At a Sept. 15 rally in San Fernando de Apure, Chávez wept openly during an emotional appeal at a political rally. Two days later, the Spanish-language Univision caught two senior government ministers on an open microphone lamenting the poor organization and underwhelming turnout of a rally in a Caracas barrio. The Univision report contrasted that event with massive mobilization held days earlier by Capriles’ campaign. These anecdotes and a series of narrowing poll numbers suggest that Chávez’s followers are demoralized by his faltering performance.
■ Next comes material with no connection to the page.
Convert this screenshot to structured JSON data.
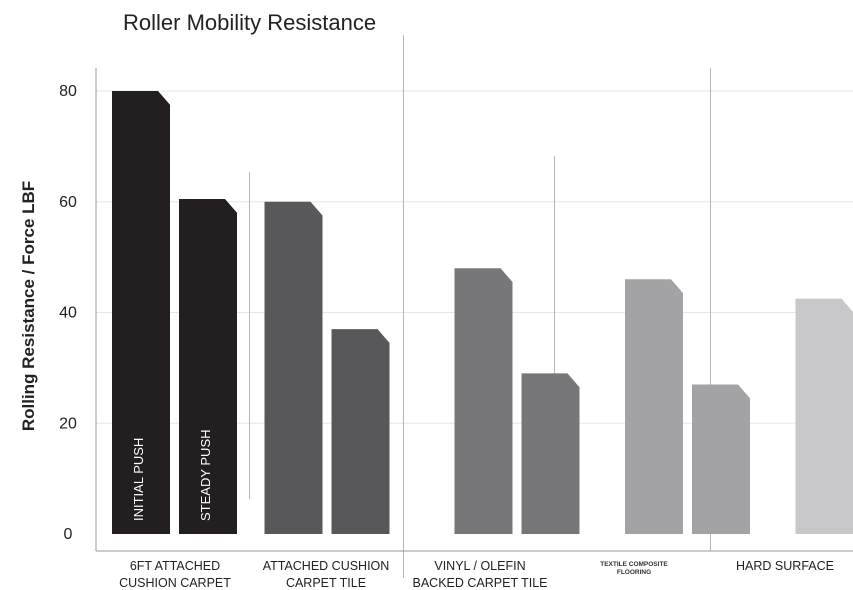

In a front-page exposé on Sept. 21 the Spanish newspaper ABC published a series of leaked Chavista documents detailing plans to deploy “armed commandos” on the streets as 19 million Venezuelans go to the polls. Investigative journalist Emili Blasco describes “rapid mobilization networks” — known by their Spanish initials, REMI — modeled on the “Iranian basij units that aborted the ‘Green Revolution’ in 2009.” Consisting of mobile teams of 5-7 members, the REMIs are expected to “organize street demonstrations and resistance,” “control territory,” monitor opposition activities, etc. One of these gangs, known as La Piedrita, is headquartered very near the presidential palace. Blasco cited a Venezuelan colonel who said that 8,000 Russian assault rifles were distributed to these REMIs beginning in June.
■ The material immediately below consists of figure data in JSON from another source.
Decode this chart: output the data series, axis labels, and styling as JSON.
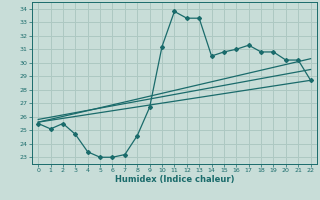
{
  "title": "",
  "xlabel": "Humidex (Indice chaleur)",
  "bg_color": "#c8ddd8",
  "grid_color": "#adc8c2",
  "line_color": "#1a6b6b",
  "xlim": [
    -0.5,
    22.5
  ],
  "ylim": [
    22.5,
    34.5
  ],
  "xticks": [
    0,
    1,
    2,
    3,
    4,
    5,
    6,
    7,
    8,
    9,
    10,
    11,
    12,
    13,
    14,
    15,
    16,
    17,
    18,
    19,
    20,
    21,
    22
  ],
  "yticks": [
    23,
    24,
    25,
    26,
    27,
    28,
    29,
    30,
    31,
    32,
    33,
    34
  ],
  "wavy_x": [
    0,
    1,
    2,
    3,
    4,
    5,
    6,
    7,
    8,
    9,
    10,
    11,
    12,
    13,
    14,
    15,
    16,
    17,
    18,
    19,
    20,
    21,
    22
  ],
  "wavy_y": [
    25.5,
    25.1,
    25.5,
    24.7,
    23.4,
    23.0,
    23.0,
    23.2,
    24.6,
    26.7,
    31.2,
    33.8,
    33.3,
    33.3,
    30.5,
    30.8,
    31.0,
    31.3,
    30.8,
    30.8,
    30.2,
    30.2,
    28.7
  ],
  "trend1_x": [
    0,
    22
  ],
  "trend1_y": [
    25.6,
    30.3
  ],
  "trend2_x": [
    0,
    22
  ],
  "trend2_y": [
    25.6,
    28.7
  ],
  "trend3_x": [
    0,
    22
  ],
  "trend3_y": [
    25.8,
    29.5
  ]
}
It is notable that these Chavista squads also are charged with “gathering intelligence on police and military movements,” using a series of codes to be texted to their base of operations reporting the presence of helicopters, planes, armed personnel carriers, etc. The Venezuelan military is traditionally responsible for election-day logistics, so they have a legitimate reason to be moving about the country that day. On two occasions in recent years, military commanders played another role: insisting that Chávez recognize the defeat of key constitutional amendments in 2007 and accept an opposition victory in the national assembly elections in 2010. Although Chávez has packed the military with loyalists, he is on guard against another such challenge.
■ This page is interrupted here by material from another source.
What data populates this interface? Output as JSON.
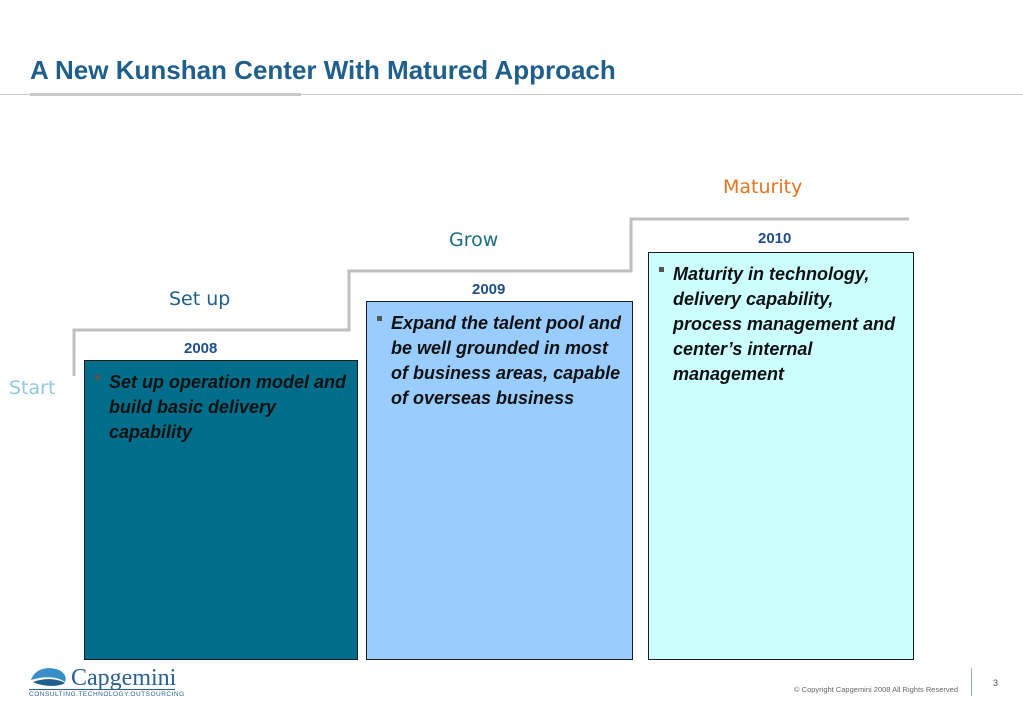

Chávez also is taking steps to ensure that the international community accepts his victory, no matter what the outcome. In this, he is counting on former President Jimmy Carter and retired governor and Clinton Cabinet member Bill Richardson. On Sept.11, Carter described Venezuela’s electoral system “as the best in the world.” Carter then called Chávez, and the two men exchanged compliments during a 30- to 40-minute conversation. According to palace sources, Chávez’s team hopes that Carter will deploy a last-minute electoral mission, bless a Chávez victory and gain tacit recognition of the Obama administration.

As for Richardson, the head of the Organization of American States (OAS) has asked the Chávez regime for its permission to name the retired U.S. pol to head an election mission. Richardson already has passed the word to Chávez that he has a great fondness for Venezuela and is eager to do what he can to legitimize the upcoming elections.

These very different developments — the deployment of street gangs and high-level diplomacy — have the common objective of guaranteeing the Chávez regime’s survival. It is troubling that the Chavistas are premeditating the use of street violence on election day, secure in the knowledge that Carter and Richardson will ignore all this in a rush to legitimize a Chávez victory.

Some representatives of Venezuela’s opposition have been warning of Chavista violence, but Capriles refuses to do or say anything that might cast doubt on the electoral process and suppress his turnout. However, if he does not respond to these two Chavista gambits, he may see a hard-earned victory stolen from him and his people.

As for Washington, if violence does mar Venezuela’s election, let it be known that it was planned and executed by Chávez and his followers. And let Carter and Richardson be on notice that their deliberate role in all this will not be overlooked.

Roger F. Noriega held senior positions in the State Department in the administration of President George W. Bush (2001-2005) and is a visiting fellow at the American Enterprise Institute.